At 12:08 AM 12/17/98 -0800, Simon Peyton-Jones wrote:
>Well, (ii) does not make anything live longer than it would
>have otherwise.  If an old dead object points to a young object, then
>the latter will live till the former's generation is gc'd.  Promoting
>the young one doesn't make it live any longer; it simply prevents
>it being copied to and fro mean while, which must be a good thing.

>Are there any descriptions about how to do this 'eager promotion'?
>As I indicated message, it is not obvious to me how to implement it.

>My argument for (ii) breaks down for objects that are mutated often.
>Have you or anyone else measured this effect?

Supposing you keep two flavors of remembered set, one for those
old objects modified to point to young (and hence likely to be
modified again to point to different young) and the other for
those objects promoted which happen to contain pointers to young?
The second set contains old-to-new pointers, but you have no
reason to believe that they are likely to be modified in the
near term.

Then, in the next GC, you start with the second remembered set,
and promote the first level (or more?) of referenced young objects.
This will add new objects to that second set for the next GC (you
could implement transitive promotion simply by scanning the set
till done, but I'm not sure you want to do this). 

I don't think that transitive promotion is a good idea, since I can
imagine (and I think I've seen) certain programming styles for which
this would be a relatively disastrous policy.

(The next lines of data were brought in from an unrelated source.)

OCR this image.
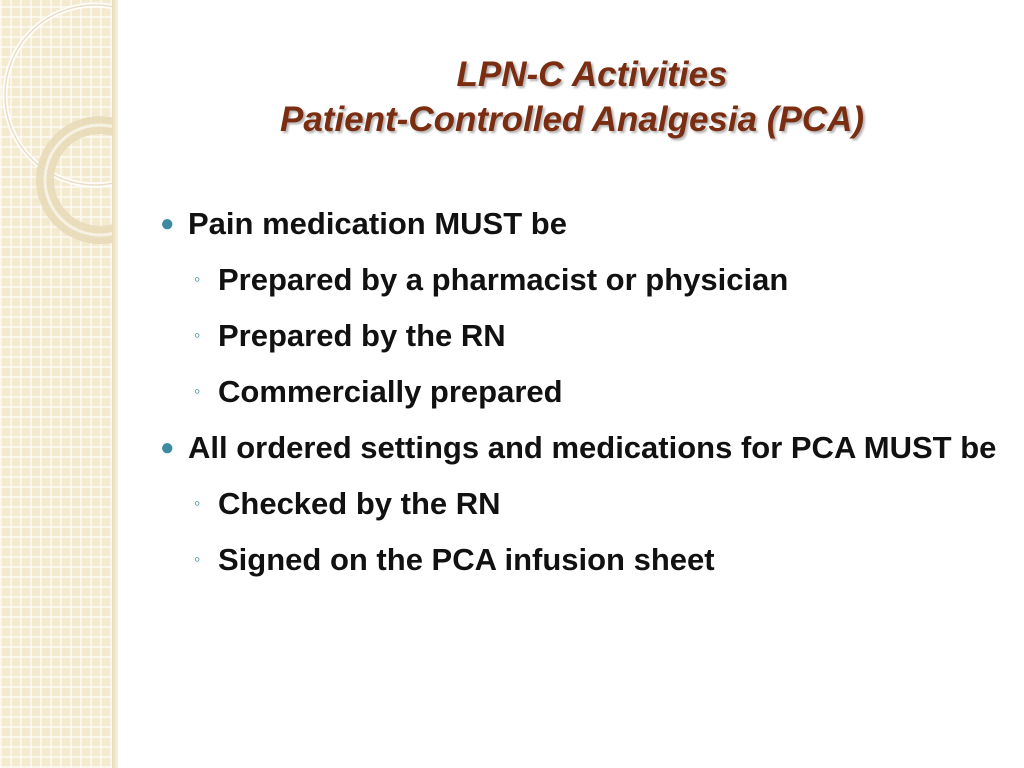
LPN-C Activities
Patient-Controlled Analgesia (PCA)
● Pain medication MUST be
◦ Prepared by a pharmacist or physician
◦ Prepared by the RN
◦ Commercially prepared
● All ordered settings and medications for PCA MUST be
◦ Checked by the RN
◦ Signed on the PCA infusion sheet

One thing that I'm not at all clear on is by how much these newly-old
and new objects differ in their age; if it's simply a matter of avoiding
one round of copying after already having performed N (that is, if
the newly-old and new differ in age by only one GC) then what
I propose won't win you anything.

Another tweak on this would be to subtract the members of the first
remembered set from the second remembered set, since that indicates
modification, and we assume that modification is likely again in
the future.

If you were using software card-marking, it would be relatively
easy to implement this using different card values -- use one set
of values to mark an object that was just-promoted and contains
old-to-new pointers, and use a different set of values to indicate
that an old object was modified to perhaps point to young.  The
modification cards will overwrite the promotion-induced cards,
and you get your subtraction for free, at the expense of two sweeps
over the card table at GC.

Note that if your system "knows" that all the fields of an object
are write-once or write-rarely, then it might use a different mark
than it does for those modifications that could be more frequent.